The Procyon AI Text Generation Benchmark includes several differing AI Models with different LLM implementations. The benchmark will attempt to run the test on all AI models, starting from the lightest Phi-3.5-mini model and increasing in heaviness and system requirements. This allows the benchmark to be used for effectively comparing the performance of a wide range of AI accelerators through a single test.
For each AI model, the benchmark runs seven prompts consisting of a mixture of pre-generated RAG and non-RAG queries. After the benchmark has run, a result will be generated for each AI model run, with AI models that could not run due to system requirements having a score of 0.
Benchmark AI Prompts
The complete set of prompts are available in the benchmark for inspection in the default installation directory:
C:\ProgramData\UL\Procyon\chops\dlc\ai-llm-benchmark\dataset\queries.xml
Sub-scores for each prompt for each AI model are available in the results file.
The benchmark uses seven pre-generated prompts for all AI models of differing subject matters. Below are summarized versions of the prompts:
Prompt 1: Creative writing
Write a long poem in 200 lines about the capitals of all countries in Europe.
Prompt 2: Code review and optimization
Identify the given algorithm and give four suggestions to improve the following code’s performance.
Prompt 3: Identifying sentiment
Perform sentiment analysis on the provided text and assign one of the labels = {positive, negative, neutral}. Explain in detail and step-by-step why you assigned the specific label.
Prompt 4 (RAG Query): Document summarization.
Give a detailed summary of Procyon AI benchmark suite in 500 words based on the provided context.

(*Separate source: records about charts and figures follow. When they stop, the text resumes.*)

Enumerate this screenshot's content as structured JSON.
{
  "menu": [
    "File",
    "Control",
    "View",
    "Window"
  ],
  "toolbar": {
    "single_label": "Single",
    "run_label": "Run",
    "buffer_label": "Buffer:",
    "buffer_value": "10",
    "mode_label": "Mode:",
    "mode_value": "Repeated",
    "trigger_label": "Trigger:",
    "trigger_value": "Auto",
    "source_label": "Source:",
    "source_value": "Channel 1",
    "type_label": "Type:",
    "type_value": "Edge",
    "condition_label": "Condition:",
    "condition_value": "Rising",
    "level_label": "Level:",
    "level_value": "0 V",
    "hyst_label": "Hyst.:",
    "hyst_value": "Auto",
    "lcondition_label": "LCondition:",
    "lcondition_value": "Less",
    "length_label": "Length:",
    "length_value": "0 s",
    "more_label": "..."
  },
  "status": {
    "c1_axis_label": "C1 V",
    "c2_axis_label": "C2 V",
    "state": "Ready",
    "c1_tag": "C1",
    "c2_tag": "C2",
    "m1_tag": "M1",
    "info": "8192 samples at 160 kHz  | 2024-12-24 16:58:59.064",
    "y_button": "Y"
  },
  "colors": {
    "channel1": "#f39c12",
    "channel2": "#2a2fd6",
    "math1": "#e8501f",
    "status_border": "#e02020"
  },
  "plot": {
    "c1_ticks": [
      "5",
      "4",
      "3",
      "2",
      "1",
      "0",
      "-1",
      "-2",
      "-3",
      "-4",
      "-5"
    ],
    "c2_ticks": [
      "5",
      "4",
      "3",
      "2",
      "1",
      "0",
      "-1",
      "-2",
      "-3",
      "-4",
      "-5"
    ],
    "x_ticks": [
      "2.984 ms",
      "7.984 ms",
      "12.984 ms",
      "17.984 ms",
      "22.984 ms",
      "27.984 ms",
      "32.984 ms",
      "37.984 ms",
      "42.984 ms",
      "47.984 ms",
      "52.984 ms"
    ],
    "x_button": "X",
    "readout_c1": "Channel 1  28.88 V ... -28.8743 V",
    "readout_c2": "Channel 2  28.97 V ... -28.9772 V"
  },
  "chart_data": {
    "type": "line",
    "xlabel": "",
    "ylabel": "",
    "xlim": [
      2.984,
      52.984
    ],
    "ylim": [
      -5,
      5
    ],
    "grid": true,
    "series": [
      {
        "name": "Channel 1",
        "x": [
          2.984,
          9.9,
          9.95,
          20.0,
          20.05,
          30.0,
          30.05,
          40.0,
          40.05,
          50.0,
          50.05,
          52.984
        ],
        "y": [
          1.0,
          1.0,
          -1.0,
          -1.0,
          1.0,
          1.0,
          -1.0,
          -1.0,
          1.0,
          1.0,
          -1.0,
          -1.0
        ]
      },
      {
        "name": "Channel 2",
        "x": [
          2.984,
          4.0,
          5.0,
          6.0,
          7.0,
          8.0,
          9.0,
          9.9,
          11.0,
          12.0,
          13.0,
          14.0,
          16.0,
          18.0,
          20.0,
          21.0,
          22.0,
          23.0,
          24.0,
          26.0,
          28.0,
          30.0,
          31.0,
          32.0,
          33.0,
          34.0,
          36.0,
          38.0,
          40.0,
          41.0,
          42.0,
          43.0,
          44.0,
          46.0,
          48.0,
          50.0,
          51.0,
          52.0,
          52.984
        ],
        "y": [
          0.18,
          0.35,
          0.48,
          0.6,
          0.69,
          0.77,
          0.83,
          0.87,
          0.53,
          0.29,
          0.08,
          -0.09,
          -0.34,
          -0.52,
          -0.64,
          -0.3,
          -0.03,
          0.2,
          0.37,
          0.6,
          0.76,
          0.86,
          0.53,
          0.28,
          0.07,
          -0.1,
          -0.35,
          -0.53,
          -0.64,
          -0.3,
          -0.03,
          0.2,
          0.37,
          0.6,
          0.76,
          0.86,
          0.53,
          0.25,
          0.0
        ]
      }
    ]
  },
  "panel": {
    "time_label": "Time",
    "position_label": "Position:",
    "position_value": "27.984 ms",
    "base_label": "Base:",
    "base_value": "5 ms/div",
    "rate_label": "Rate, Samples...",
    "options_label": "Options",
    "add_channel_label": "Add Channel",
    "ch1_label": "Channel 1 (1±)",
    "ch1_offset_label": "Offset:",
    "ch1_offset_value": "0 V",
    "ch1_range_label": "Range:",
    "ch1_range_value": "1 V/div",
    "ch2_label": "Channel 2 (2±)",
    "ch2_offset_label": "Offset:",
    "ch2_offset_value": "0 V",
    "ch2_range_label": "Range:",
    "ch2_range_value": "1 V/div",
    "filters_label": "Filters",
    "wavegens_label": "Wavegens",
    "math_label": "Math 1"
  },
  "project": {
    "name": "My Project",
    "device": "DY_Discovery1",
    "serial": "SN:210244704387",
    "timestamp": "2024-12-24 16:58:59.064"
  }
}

Prompt 5 (RAG Query): Document analysis
How can UL Benchmarks help retailers? Answer based on the context provided.
Prompt 6 (RAG Query): Document analysis and search
Give me an example computer performance score with Office Productivity Benchmark MP score in Level 2 system based on the provided context.
Prompt 7 (RAG Query): Document analysis & creating informative text.
How can benchmarking save time and money for my organization? How to choose a reference benchmark score for RFPs? Summarize how to efficiently test the performance of PCs for Enterprise IT. Answer based on the context provided.